Suharto came to power as a result of the failure of a 1965 military coup led by the  pro-Sukarno Colonel Untung. The Wikipedia article on this says the following:

Following the news at 7AM, [October 1, 1965] RRI [( Radio Republik Indonesia] broadcast a message from Lieutenant-Colonel Untung, commander of the Presidential guard, to the effect that the 30th September Movement, an internal army organization, had taken control with the help of other units of strategic locations in Jakarta to forestall a coup attempt by a 'General's Council' aided by the CIA. It was also stated that President Sukarno was under the movement's protection ... Further radio announcements later that day listed 45 members of the G30S Movement and stated that all army ranks above Lieutenant would be abolished.
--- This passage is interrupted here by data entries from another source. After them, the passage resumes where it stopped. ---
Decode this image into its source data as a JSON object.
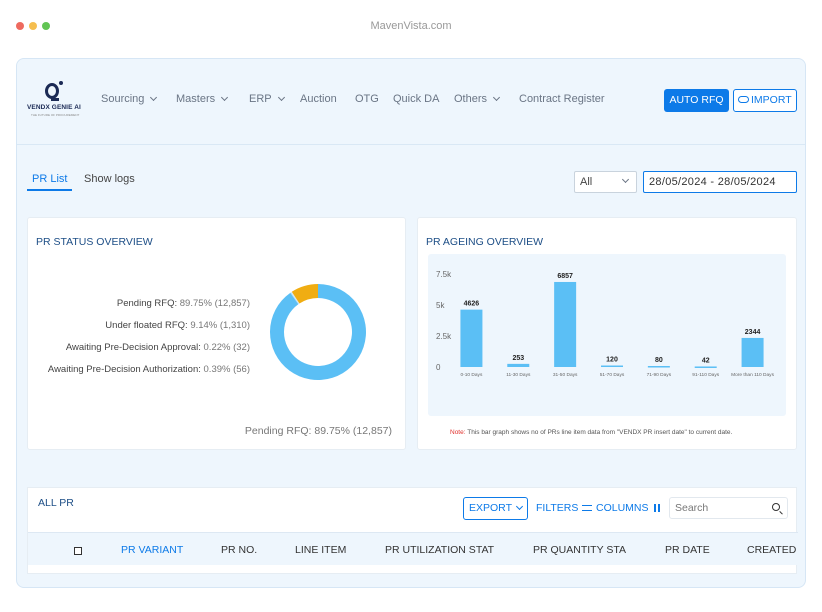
{
  "window": {
    "url": "MavenVista.com"
  },
  "logo": {
    "name": "VENDX GENIE AI",
    "tagline": "THE FUTURE OF PROCUREMENT"
  },
  "nav": {
    "items": [
      {
        "label": "Sourcing",
        "dropdown": true
      },
      {
        "label": "Masters",
        "dropdown": true
      },
      {
        "label": "ERP",
        "dropdown": true
      },
      {
        "label": "Auction",
        "dropdown": false
      },
      {
        "label": "OTG",
        "dropdown": false
      },
      {
        "label": "Quick DA",
        "dropdown": false
      },
      {
        "label": "Others",
        "dropdown": true
      },
      {
        "label": "Contract Register",
        "dropdown": false
      }
    ],
    "auto_rfq_label": "AUTO RFQ",
    "import_label": "IMPORT"
  },
  "tabs": [
    {
      "label": "PR List",
      "active": true
    },
    {
      "label": "Show logs",
      "active": false
    }
  ],
  "filter": {
    "select_value": "All",
    "date_range": "28/05/2024 - 28/05/2024"
  },
  "status_overview": {
    "title": "PR STATUS OVERVIEW",
    "legend": [
      {
        "label": "Pending RFQ:",
        "value": "89.75% (12,857)"
      },
      {
        "label": "Under floated RFQ:",
        "value": "9.14% (1,310)"
      },
      {
        "label": "Awaiting Pre-Decision Approval:",
        "value": "0.22% (32)"
      },
      {
        "label": "Awaiting Pre-Decision Authorization:",
        "value": "0.39% (56)"
      }
    ],
    "caption": "Pending RFQ: 89.75% (12,857)"
  },
  "chart_data": [
    {
      "type": "pie",
      "title": "PR STATUS OVERVIEW",
      "categories": [
        "Pending RFQ",
        "Under floated RFQ",
        "Awaiting Pre-Decision Approval",
        "Awaiting Pre-Decision Authorization"
      ],
      "values": [
        12857,
        1310,
        32,
        56
      ],
      "percentages": [
        89.75,
        9.14,
        0.22,
        0.39
      ],
      "colors": [
        "#5bbff5",
        "#f0ad12",
        "#9ccff0",
        "#cfe8f8"
      ],
      "style": "donut"
    },
    {
      "type": "bar",
      "title": "PR AGEING OVERVIEW",
      "categories": [
        "0-10 Days",
        "11-30 Days",
        "31-50 Days",
        "51-70 Days",
        "71-90 Days",
        "91-110 Days",
        "More than 110 Days"
      ],
      "values": [
        4626,
        253,
        6857,
        120,
        80,
        42,
        2344
      ],
      "ylim": [
        0,
        7500
      ],
      "yticks": [
        "0",
        "2.5k",
        "5k",
        "7.5k"
      ],
      "ytick_values": [
        0,
        2500,
        5000,
        7500
      ],
      "color": "#5bbff5",
      "grid": false
    }
  ],
  "ageing_overview": {
    "title": "PR AGEING OVERVIEW",
    "note_label": "Note:",
    "note_text": " This bar graph shows no of PRs line item data from \"VENDX PR insert date\" to current date."
  },
  "all_pr": {
    "title": "ALL PR",
    "export_label": "EXPORT",
    "filters_label": "FILTERS",
    "columns_label": "COLUMNS",
    "search_placeholder": "Search",
    "columns": [
      {
        "label": "PR VARIANT",
        "active": true
      },
      {
        "label": "PR NO.",
        "active": false
      },
      {
        "label": "LINE ITEM",
        "active": false
      },
      {
        "label": "PR UTILIZATION STAT",
        "active": false
      },
      {
        "label": "PR QUANTITY STA",
        "active": false
      },
      {
        "label": "PR DATE",
        "active": false
      },
      {
        "label": "CREATED",
        "active": false
      }
    ]
  }
}
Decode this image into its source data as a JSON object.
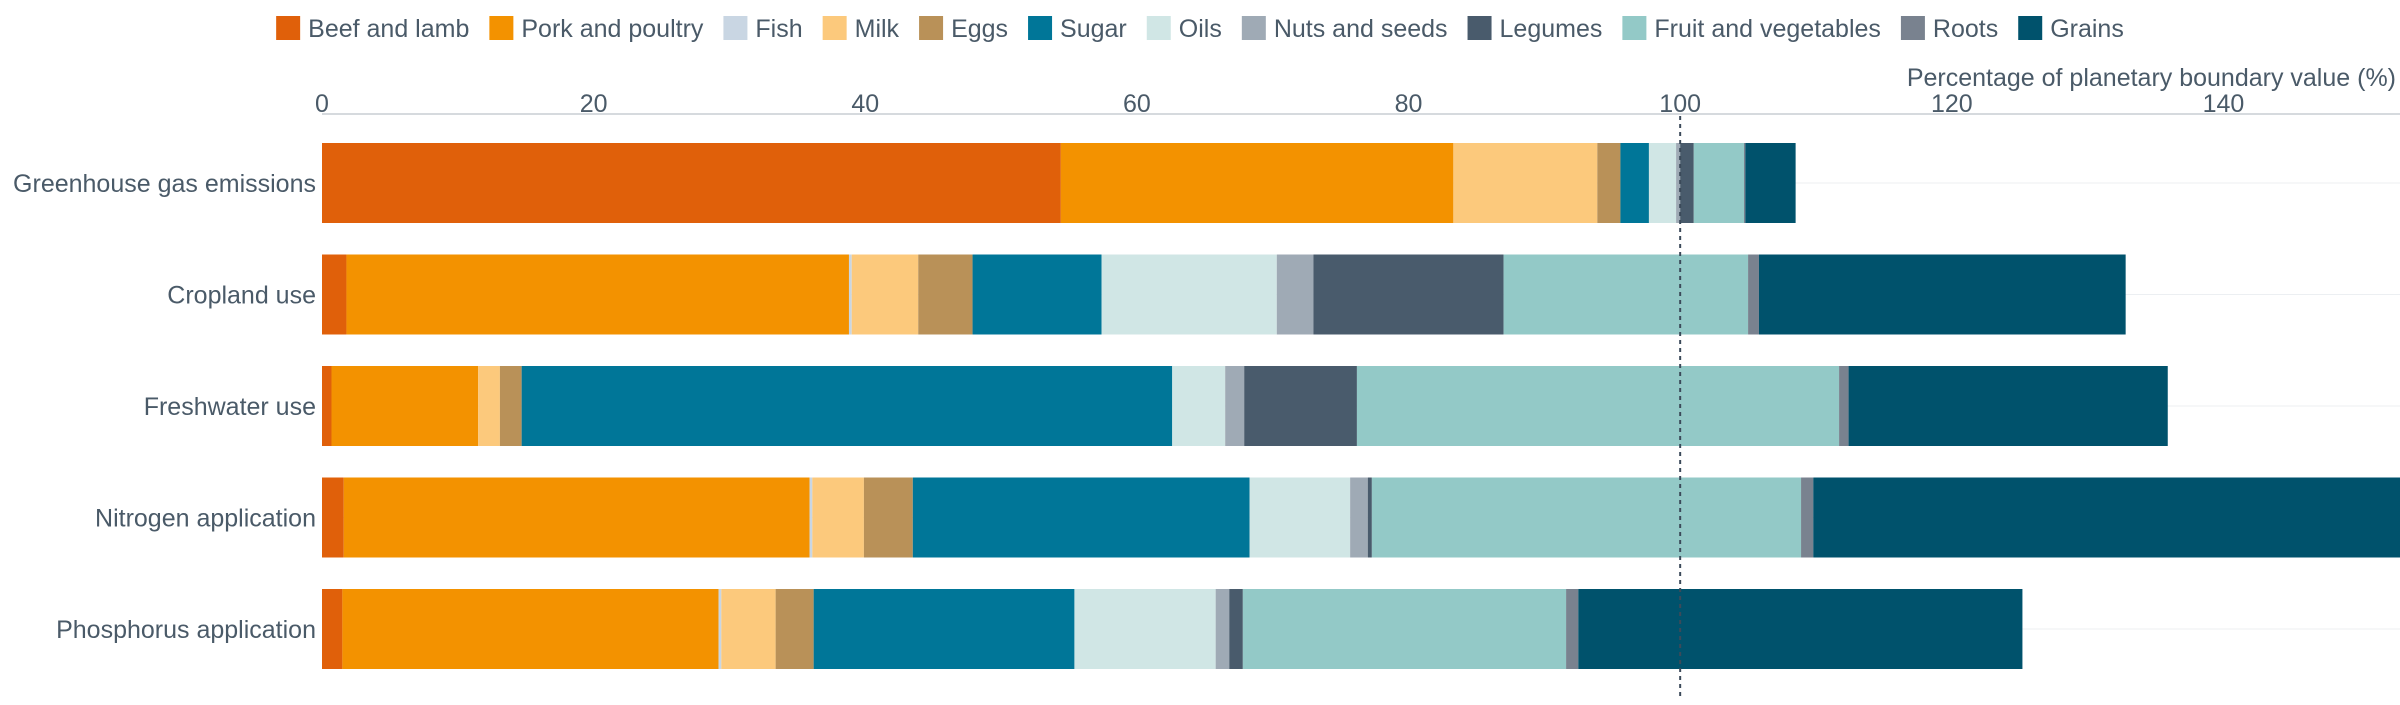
{
  "chart_data": {
    "type": "bar",
    "orientation": "horizontal",
    "stacked": true,
    "title": "",
    "xlabel": "Percentage of planetary boundary value (%)",
    "ylabel": "",
    "xlim": [
      0,
      153
    ],
    "xticks": [
      0,
      20,
      40,
      60,
      80,
      100,
      120,
      140
    ],
    "legend_position": "top",
    "reference_line": {
      "x": 100,
      "style": "dotted"
    },
    "categories": [
      "Greenhouse gas emissions",
      "Cropland use",
      "Freshwater use",
      "Nitrogen application",
      "Phosphorus application"
    ],
    "series": [
      {
        "name": "Beef and lamb",
        "color": "#E0600A",
        "values": [
          54.4,
          1.8,
          0.7,
          1.6,
          1.5
        ]
      },
      {
        "name": "Pork and poultry",
        "color": "#F39200",
        "values": [
          28.9,
          37.0,
          10.8,
          34.3,
          27.7
        ]
      },
      {
        "name": "Fish",
        "color": "#C9D6E3",
        "values": [
          0.0,
          0.2,
          0.0,
          0.2,
          0.2
        ]
      },
      {
        "name": "Milk",
        "color": "#FCC97C",
        "values": [
          10.6,
          4.9,
          1.6,
          3.8,
          4.0
        ]
      },
      {
        "name": "Eggs",
        "color": "#B99158",
        "values": [
          1.7,
          4.0,
          1.6,
          3.6,
          2.8
        ]
      },
      {
        "name": "Sugar",
        "color": "#007698",
        "values": [
          2.1,
          9.5,
          47.9,
          24.8,
          19.2
        ]
      },
      {
        "name": "Oils",
        "color": "#D0E6E5",
        "values": [
          2.0,
          12.9,
          3.9,
          7.4,
          10.4
        ]
      },
      {
        "name": "Nuts and seeds",
        "color": "#9FAAB5",
        "values": [
          0.3,
          2.7,
          1.4,
          1.3,
          1.0
        ]
      },
      {
        "name": "Legumes",
        "color": "#495B6C",
        "values": [
          1.0,
          14.0,
          8.3,
          0.3,
          1.0
        ]
      },
      {
        "name": "Fruit and vegetables",
        "color": "#93C9C7",
        "values": [
          3.7,
          18.0,
          35.5,
          31.6,
          23.8
        ]
      },
      {
        "name": "Roots",
        "color": "#79828F",
        "values": [
          0.1,
          0.8,
          0.7,
          0.9,
          0.9
        ]
      },
      {
        "name": "Grains",
        "color": "#00526C",
        "values": [
          3.7,
          27.0,
          23.5,
          43.5,
          32.7
        ]
      }
    ]
  }
}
That the Untung coup was itself a move to forestall another coup led by officers at the very top of the Army is given credence by the fact that it appears to have been very hastily planned and botched in execution. Moreover, the fact that the subsequent Suharto government was not interested in any sort of official inquiry into it speaks volumes. If the Untung coup was what Suharto and his cronies claimed it to be - a move by the Indonesian Communist Party to sieze power, then full subsequent public exposure and documentation could only have been to Suharto's advantage.

Instead, the whole business was swept under the rug as far as possible, and the communal violence in which up to a million 'communists' were killed, to the cheers of the Right in Australia, taught a whole generation of Indonesians the value of keeping silent and non-critical. Indonesia subsequently became Suharto's personal fiefdom, and Australians like Sheridan and Paul Keating did their very best to whitewash it, and explain away its ugly reality.

The Suharto family's wealth has been estimated by Transparency International as US$ 15 - 35 billion. Money like that is not simply blown on palaces and lifestyle expenses; it is used to bestow patronage. It can buy an awful lot of friends, both inside and outside Indonesia.

The Problem With Sheridan

It's a common thread that runs through the writings of all those who deify a brutal, vicious mass murderer like Suharto and his ilk. That because the economy moves forward, sometimes in leaps and bounds, that somehow the creature should be admired, or his dreadful crimes be excused or treated as an unfortunate aside. 

It ignores the fact that if Suharto hadn't been on his murderous rampage ( and bilking his own country for his personal benefit), there may have been an even better economic manager running the country-one who didn't engage on an orgy of genocide.

 The commentators who glorify the like of Suharto-for that is what they are doing, could well have done the same about Adolf Hitler. For he certainly got the German economy booming-one reason he was so admired by so many US and British industrialists who also admired his tough stance on unionists, communists etc.But without Hitler, Germany was well on the way to becoming an economic powerhouse anyway and was way ahead of the rest of Europe by introducing social benefits.

But does anyone take Greg Sheridan seriously anymore ?. Like talk back radio, the days of these type of biased partisan writers must soon be over.

The True Face Of Power

There are Suharto's in every country on the face of this planet. They are here in Australia, using different methods, short of murder thankfully, and are also considered part of the establishment.

Recently some of the "pillars" of our community were fined by the courts and exposed for the criminals that they are. Big deal, they are still here and planning the next rip-off.

Supposedly, it is the through the efforts of organised crime that Australia is awash in drugs. Think again! There are those in the upper echelons of business for whom the business of crime is just another business and to whom a criminal is just another ruthless business man speaking the same language and espousing the same business philosophies.

Recently I wrote a WD contribution that pointed out that in 2007 the amount of money moved in money laundering, in this country alone, was $12 billion and world-wide was $300 billion. That size of "criminal" endeavour requires complicity on a vast scale. You average street thug is not doing that sort of business. It requires the resources of multi-national organisations.